‘Babylon Berlin’ creates a complex portrait of Berlin in the 1920s
Berlin in the late 1920s was a dynamic, fast-paced city with a remarkably seedy underbelly. As the capital of the Weimar Republic (the German state as it existed between the end of World War I and Hitler's rise), its diverse population channeled the trauma from World War I into a particularly intense brand of hedonism and criminality. “Babylon Berlin,” the hit German series available to American audiences through Netflix, explores the interplay between the city’s various factions in a frank, unrestrained and thrilling manner.
Released originally in Oct. 2017, “Babylon Berlin” took Germany by storm, drawing numbers of viewers only surpassed by “Game of Thrones” and supposedly costing more than any German TV series ever made. The show follows Gereon Rath (Volker Bruch, “Generation War”), a police inspector from Cologne. Traumatized by his experiences in the war, he is assigned to investigate a complicated web of threats and blackmail involving a pornographic film. Charlotte Ritter (Liv Lisa Fries, “Und morgen Mittag bin ich tot”), a poor police typist who also spends her nights working at a gritty club, crosses paths with Rath and eventually becomes his assistant as he works through the capital.
While the plot mainly focuses on Rath and Ritter, it encompasses a sprawling variety of topics ranging from a Soviet smuggling operation to conflicts within the Berlin mafia. However, what seems to rise above all of the plotlines is the city of Berlin itself. Each individual story dives into a different aspect of the city’s collective psyche in the postwar era, depicting the different ways in which people tried to escape the trauma from the war. Rath indulges in drugs, while many retreat into extremely hedonistic establishments such as Moka Efti, the nightclub where Ritter works. The sets and costumes that depict scenes of life in 1920s Berlin are painstakingly detailed and imbue a sense of vibrancy, going beyond simply being pleasant to look at. The environment in the city is reminiscent of 1970s New York, as shown in the HBO series “The Deuce,” with increased social freedom but a layer of moral and physical degradation.
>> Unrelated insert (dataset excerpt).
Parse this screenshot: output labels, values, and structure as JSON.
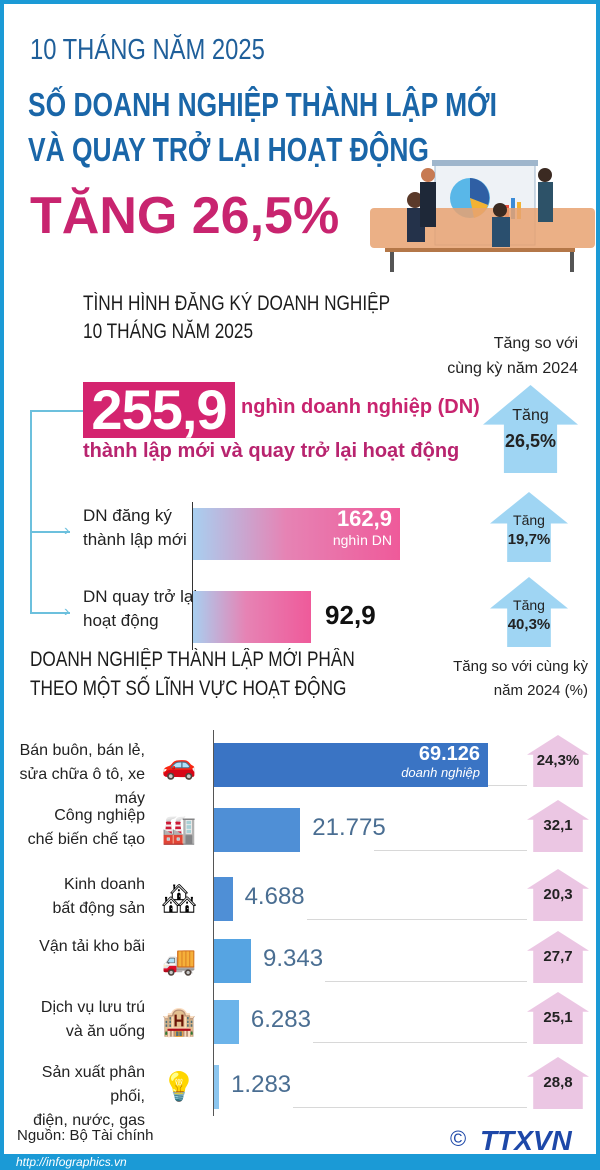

Despite the dizzying array of plotlines and characters, the show moves along at a quick pace, but still leaves enough room to take it all in and feel the energy and chaos of Weimar Berlin. Rath and Ritter, the two main subjects of the show, naturally stand out from the pack. Bruch is capable of conveying a wide range of emotion and internal turmoil with little dialogue, and Fries convincingly portrays Ritter as a young woman taking advantage of her society’s increased social freedoms to unshackle herself from the wretched life in the tenements that she is used to.
The main concern to be expected with a show such as “Babylon Berlin” is whether it will drown under its own ambition. It immediately dives into several seemingly disconnected plotlines. While they do thoroughly explore different facets of Weimar Berlin, the question remains as to whether the show can tie them together cohesively and not create the sense that it could have benefited from a tighter narrative structure.
Overall, the pilot paints an intriguing and stylish portrait of a city and period of time that is rarely explored in popular culture, and it is worth exploring further to see how the seeds were planted for a more infamous period to come.